En Irlande, le festival de Wexford est un événement culturel incontournable, diffusé sur les ondes nationales et qui anime pendant quinze jours la pittoresque cité côtière avec pas moins de sept productions mises en scène et quatre vingt dix événements entre représentations, récitals, petites formes et autres conférences.
Après le feu d’artifice illuminant le port pour marquer l’ouverture des festivité, Le Maschere de Mascagni enflamment à leur tour le théâtre dans une version délicieusement farfelue.
Les masques en question sont ceux de l’hommage rendu par le compositeur et son librettiste Luigi Illica à la Commedia dell’arte. Méconnue, cette bouffonnerie ne démérite pas dans la production de Mascagni, dont la malédiction fut peut-être de faire de son coup d’essai un coup de maître avec Cavalleria rusticana.
Dès le prologue, le ton est donné puisque Lacan lui-même est convoqué pour justifier la transposition de l’histoire – même si le bien-être n’est pas franchement l’objet de la psychanalyse –… dans un « wellness center ». Ce spa-jardin tout en bambous géants et faux gazon est enrichi d’une paroi amovible percée d’une fenêtre se faisant miroir pour permettre aux artistes de nous dévoiler les loges où ils se maquillent, tout comme leurs changements à vue. Ainsi les masques tombent sans fin pour en révéler d’autres jusqu’à l’absurde.

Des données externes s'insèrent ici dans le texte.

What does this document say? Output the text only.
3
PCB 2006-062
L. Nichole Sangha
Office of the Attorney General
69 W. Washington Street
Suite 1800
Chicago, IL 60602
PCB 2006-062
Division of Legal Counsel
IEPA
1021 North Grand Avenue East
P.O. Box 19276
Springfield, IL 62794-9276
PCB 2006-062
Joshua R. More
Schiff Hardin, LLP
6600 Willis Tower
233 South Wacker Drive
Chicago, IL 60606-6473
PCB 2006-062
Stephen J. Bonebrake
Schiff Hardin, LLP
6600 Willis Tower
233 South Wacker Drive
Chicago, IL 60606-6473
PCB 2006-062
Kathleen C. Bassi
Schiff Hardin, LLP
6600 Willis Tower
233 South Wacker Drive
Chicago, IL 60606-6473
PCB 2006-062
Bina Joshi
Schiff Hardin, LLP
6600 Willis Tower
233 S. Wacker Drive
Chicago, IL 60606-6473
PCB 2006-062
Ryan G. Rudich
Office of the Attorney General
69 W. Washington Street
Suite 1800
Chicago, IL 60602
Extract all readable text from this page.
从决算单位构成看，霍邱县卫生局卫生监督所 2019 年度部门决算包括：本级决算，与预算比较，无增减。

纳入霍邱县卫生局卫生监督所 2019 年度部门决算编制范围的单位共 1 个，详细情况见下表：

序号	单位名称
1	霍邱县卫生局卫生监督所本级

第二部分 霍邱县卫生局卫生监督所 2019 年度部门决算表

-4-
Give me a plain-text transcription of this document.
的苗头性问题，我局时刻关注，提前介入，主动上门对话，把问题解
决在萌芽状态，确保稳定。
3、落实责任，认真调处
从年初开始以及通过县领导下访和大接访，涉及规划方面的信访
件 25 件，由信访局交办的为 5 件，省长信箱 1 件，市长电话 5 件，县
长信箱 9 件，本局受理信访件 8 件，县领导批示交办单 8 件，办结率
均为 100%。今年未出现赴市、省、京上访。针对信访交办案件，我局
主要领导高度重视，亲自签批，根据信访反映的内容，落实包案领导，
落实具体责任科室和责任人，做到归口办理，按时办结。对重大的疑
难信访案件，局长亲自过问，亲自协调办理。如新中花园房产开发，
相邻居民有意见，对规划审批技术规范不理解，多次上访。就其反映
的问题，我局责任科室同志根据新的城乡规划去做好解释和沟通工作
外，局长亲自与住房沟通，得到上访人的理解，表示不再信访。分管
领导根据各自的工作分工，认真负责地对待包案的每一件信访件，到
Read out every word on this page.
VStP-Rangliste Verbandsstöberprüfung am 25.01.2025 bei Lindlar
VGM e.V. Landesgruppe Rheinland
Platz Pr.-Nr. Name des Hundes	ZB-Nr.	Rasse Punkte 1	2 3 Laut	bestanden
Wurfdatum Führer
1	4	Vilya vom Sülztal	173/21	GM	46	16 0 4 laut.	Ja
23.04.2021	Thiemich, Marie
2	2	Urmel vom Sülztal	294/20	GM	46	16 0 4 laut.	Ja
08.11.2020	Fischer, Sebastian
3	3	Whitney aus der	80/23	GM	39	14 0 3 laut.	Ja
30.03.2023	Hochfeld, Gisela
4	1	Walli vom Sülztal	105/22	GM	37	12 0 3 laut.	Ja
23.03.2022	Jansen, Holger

En effet, les chanteurs commencent par se distribuer les rôles et présenter leurs personnages, archétypes du genre en tenue traditionnelle, pour mieux s’en dépouiller et endosser des oripeaux contemporains qu’ils abandonneront à nouveau à la fin de la représentation lors d’un final à la gloire du genre burlesque.
L’excellent chœur du festival passe lui la soirée en peignoir et chaussons. Les masques successifs délaissent donc le papier mâché pour ceux de gaze ou d’argile.
Transposition oblige, la scène de marché où Brighella fait l’article de ses choux se mue en une irrésistible distribution de tisanes ; les baignoires sont partagées comme les préoccupations ; les brumisateurs permettent opportunément aux larmes de sembler sincères ; les potions ramènent chacun à sa situation de pantin…
On l’aura compris, Stefano Ricci tire le meilleur parti de sa scénographie quand sa mise en scène légère et rythmée fait du spectateur un complice rieur.
Sa direction d’acteur précise, très individualisée, met en valeur le plateau vocal d’excellente tenue où se détache la formidable Lavinia Bini au soprano large et puissant, que l’on imagine bien volontiers dans le bel canto le plus échevelé mais qui se régale également de rôles plus légers puisqu’elle sera prochainement Ilia à l’opéra de Stuttgart.
La seconde soprano, Ioana Constantin Pipelea, n’est pas en reste en Colombina. Bien que son jeu n’ait pas l’aisance de celui de sa comparse, elle bénéficie d’un timbre à la belle présence, aux aigus faciles.
Son amoureux, Brighella est incarné par Gillen Munguia magnifique d’autorité, ténor puissant au son chaud. Benoit Joseph Meier lui donne la réplique avec brio en Arlecchino séducteur aux beaux aigus solaires tandis que Mariano Orozco est un barbon tout aussi brillant vocalement que scéniquement.
Ce Pantalone gère ici le spa avec sa fille Rosaura, déjà évoquée, et veut lui faire épouser le capitaine Spaventa, alias Matteo Mancini très à son affaire, doté d’une diction impeccable, comme l’ensemble de l’équipe. Celui qui brille le plus en cette dernière matière est sans doute, paradoxalement, Giorgio Caoduro dont le Tartaglia bégayant est hilarant tout comme sa brusque logorrhée vocale sous l’effet d’un filtre aux propriétés étrangement rossiniennes.
Parmi toutes ses voix masculines, c’est finalement celle du primo uomo, qui s’avère la plus fragile : Le Florindo de Andrew Morstein ne manque certes pas de qualités mais la projection est ce soir nettement défaillante, les aigus tendus. Ceci dit, le duo du second acte où les deux amoureux se cherchent parmi des rideaux de gaze mouvants – tels un labyrinthe délesté de ses enjeux dramatiques pour n’être plus que légèreté – n’en reste pas moins joliment émouvant.
L’émotion est également portée par l’orchestre du festival – en dépit de cordes à la justesse parfois approximatives – mais dirigé avec conviction et talent par Francesco Cilluffo, grand habitué du festival qui joue des contrastes et des couleurs en artificier expérimenté. Un spectacle à applaudir les 23, 26 et 31 octobre.